In the body of Plaintiffs’ motion, they also seek a ruling on a
motion for sanctions, which they claim was included in opposition
to Defendants’ motion for sanctions (Doc. # 52).
1. Motion for Reconsideration
Plaintiffs move for reconsideration of the Court’s January
23, 2013 Order and a stay of numerous state court cases pending
the outcome of certiorari petitions to the United States Supreme
Court in this action and another action. Since Plaintiffs’
proposed order seeks the same relief that was denied in the
Court’s January 23, 2013 Order, the Court will consider the
request for reconsideration and for stay as one motion for
reconsideration.
“[A] motion for reconsideration should not be granted,
absent highly unusual circumstances, unless the district court is
presented with newly discovered evidence, committed clear error,
or if there is an intervening change in the controlling law.”

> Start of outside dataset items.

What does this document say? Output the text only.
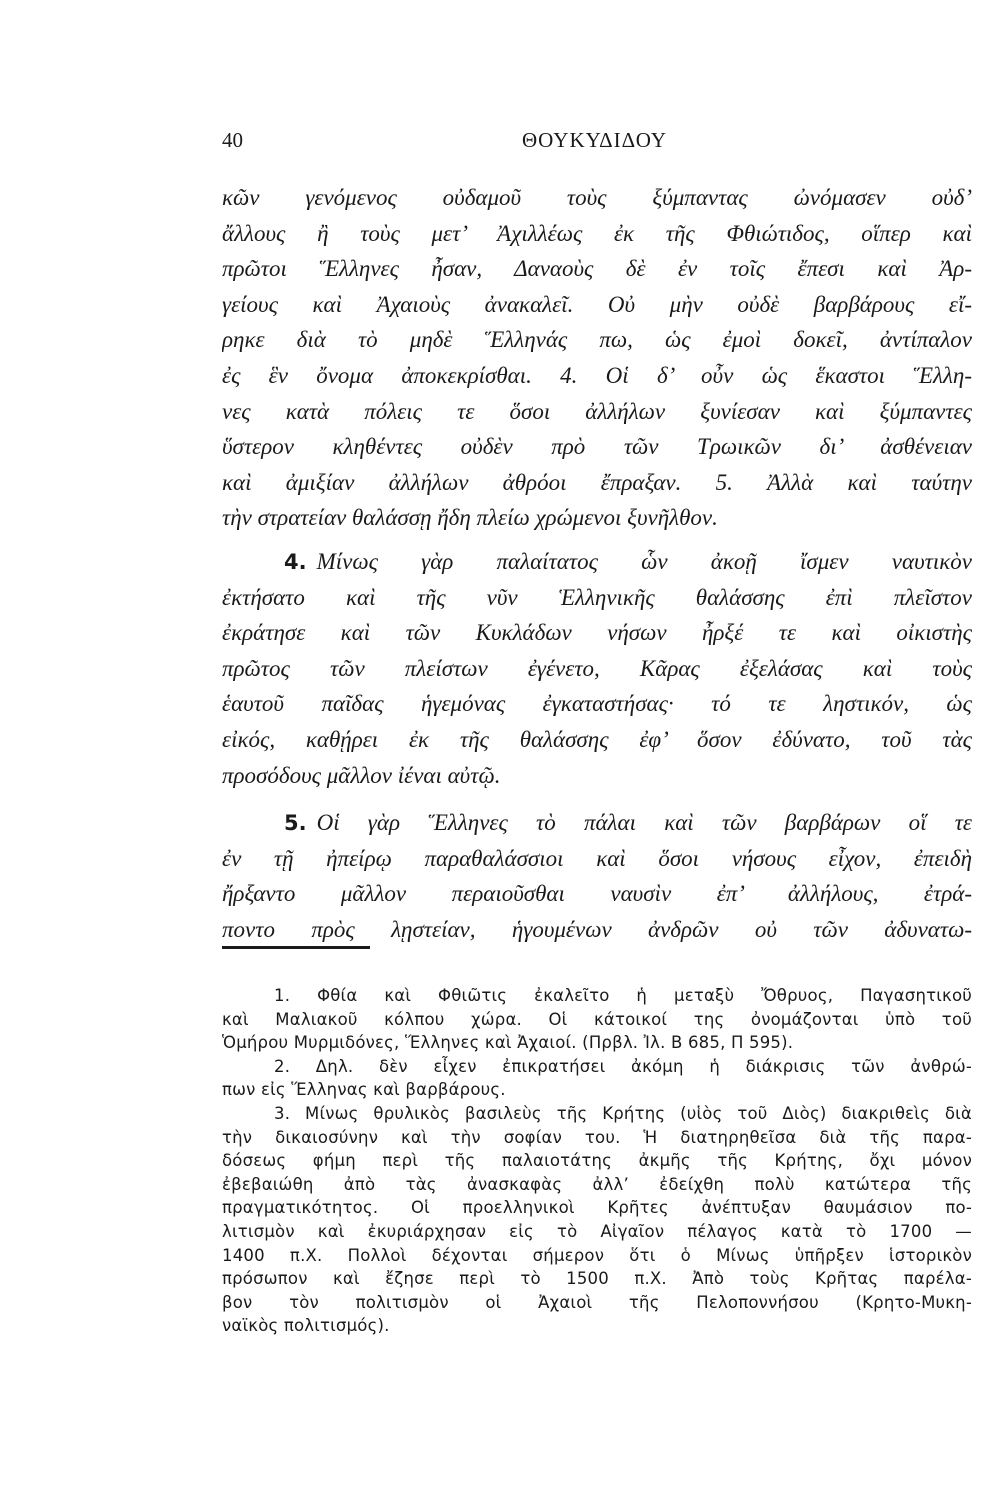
40	ΘΟΥΚΥΔΙΔΟΥ
κῶν γενόμενος οὐδαμοῦ τοὺς ξύμπαντας ὠνόμασεν οὐδ’
ἄλλους ἢ τοὺς μετ’ Ἀχιλλέως ἐκ τῆς Φθιώτιδος, οἵπερ καὶ
πρῶτοι Ἕλληνες ἦσαν, Δαναοὺς δὲ ἐν τοῖς ἔπεσι καὶ Ἀρ-
γείους καὶ Ἀχαιοὺς ἀνακαλεῖ. Οὐ μὴν οὐδὲ βαρβάρους εἴ-
ρηκε διὰ τὸ μηδὲ Ἕλληνάς πω, ὡς ἐμοὶ δοκεῖ, ἀντίπαλον
ἐς ἓν ὄνομα ἀποκεκρίσθαι. 4. Οἱ δ’ οὖν ὡς ἕκαστοι Ἕλλη-
νες κατὰ πόλεις τε ὅσοι ἀλλήλων ξυνίεσαν καὶ ξύμπαντες
ὕστερον κληθέντες οὐδὲν πρὸ τῶν Τρωικῶν δι’ ἀσθένειαν
καὶ ἀμιξίαν ἀλλήλων ἀθρόοι ἔπραξαν. 5. Ἀλλὰ καὶ ταύτην
τὴν στρατείαν θαλάσσῃ ἤδη πλείω χρώμενοι ξυνῆλθον.
4. Μίνως γὰρ παλαίτατος ὧν ἀκοῇ ἴσμεν ναυτικὸν
ἐκτήσατο καὶ τῆς νῦν Ἑλληνικῆς θαλάσσης ἐπὶ πλεῖστον
ἐκράτησε καὶ τῶν Κυκλάδων νήσων ἦρξέ τε καὶ οἰκιστὴς
πρῶτος τῶν πλείστων ἐγένετο, Κᾶρας ἐξελάσας καὶ τοὺς
ἑαυτοῦ παῖδας ἡγεμόνας ἐγκαταστήσας· τό τε ληστικόν, ὡς
εἰκός, καθῄρει ἐκ τῆς θαλάσσης ἐφ’ ὅσον ἐδύνατο, τοῦ τὰς
προσόδους μᾶλλον ἰέναι αὐτῷ.
5. Οἱ γὰρ Ἕλληνες τὸ πάλαι καὶ τῶν βαρβάρων οἵ τε
ἐν τῇ ἠπείρῳ παραθαλάσσιοι καὶ ὅσοι νήσους εἶχον, ἐπειδὴ
ἤρξαντο μᾶλλον περαιοῦσθαι ναυσὶν ἐπ’ ἀλλήλους, ἐτρά-
ποντο πρὸς λῃστείαν, ἡγουμένων ἀνδρῶν οὐ τῶν ἀδυνατω-
1. Φθία καὶ Φθιῶτις ἐκαλεῖτο ἡ μεταξὺ Ὄθρυος, Παγασητικοῦ
καὶ Μαλιακοῦ κόλπου χώρα. Οἱ κάτοικοί της ὀνομάζονται ὑπὸ τοῦ
Ὁμήρου Μυρμιδόνες, Ἕλληνες καὶ Ἀχαιοί. (Πρβλ. Ἰλ. Β 685, Π 595).
2. Δηλ. δὲν εἶχεν ἐπικρατήσει ἀκόμη ἡ διάκρισις τῶν ἀνθρώ-
πων εἰς Ἕλληνας καὶ βαρβάρους.
3. Μίνως θρυλικὸς βασιλεὺς τῆς Κρήτης (υἱὸς τοῦ Διὸς) διακριθεὶς διὰ
τὴν δικαιοσύνην καὶ τὴν σοφίαν του. Ἡ διατηρηθεῖσα διὰ τῆς παρα-
δόσεως φήμη περὶ τῆς παλαιοτάτης ἀκμῆς τῆς Κρήτης, ὄχι μόνον
ἐβεβαιώθη ἀπὸ τὰς ἀνασκαφὰς ἀλλ’ ἐδείχθη πολὺ κατώτερα τῆς
πραγματικότητος. Οἱ προελληνικοὶ Κρῆτες ἀνέπτυξαν θαυμάσιον πο-
λιτισμὸν καὶ ἐκυριάρχησαν εἰς τὸ Αἰγαῖον πέλαγος κατὰ τὸ 1700 —
1400 π.Χ. Πολλοὶ δέχονται σήμερον ὅτι ὁ Μίνως ὑπῆρξεν ἱστορικὸν
πρόσωπον καὶ ἔζησε περὶ τὸ 1500 π.Χ. Ἀπὸ τοὺς Κρῆτας παρέλα-
βον τὸν πολιτισμὸν οἱ Ἀχαιοὶ τῆς Πελοποννήσου (Κρητο-Μυκη-
ναϊκὸς πολιτισμός).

Marlyn Nutraceuticals, Inc. v. Mucos Pharma GmbH & Co., 571 F.3d
873, 880 (9th Cir. 2009) (quotation omitted).
Plaintiffs’ motion fails to meet the motion for
reconsideration standard. The motion is a reiteration of the same
arguments and theories extensively briefed prior to the Court’s
order on Plaintiffs’ Application for a Temporary Restraining
Order and the motions decided in the Court’s January 23, 2013
Order.
Plaintiffs’ reliance on recently decided Noel Canning v.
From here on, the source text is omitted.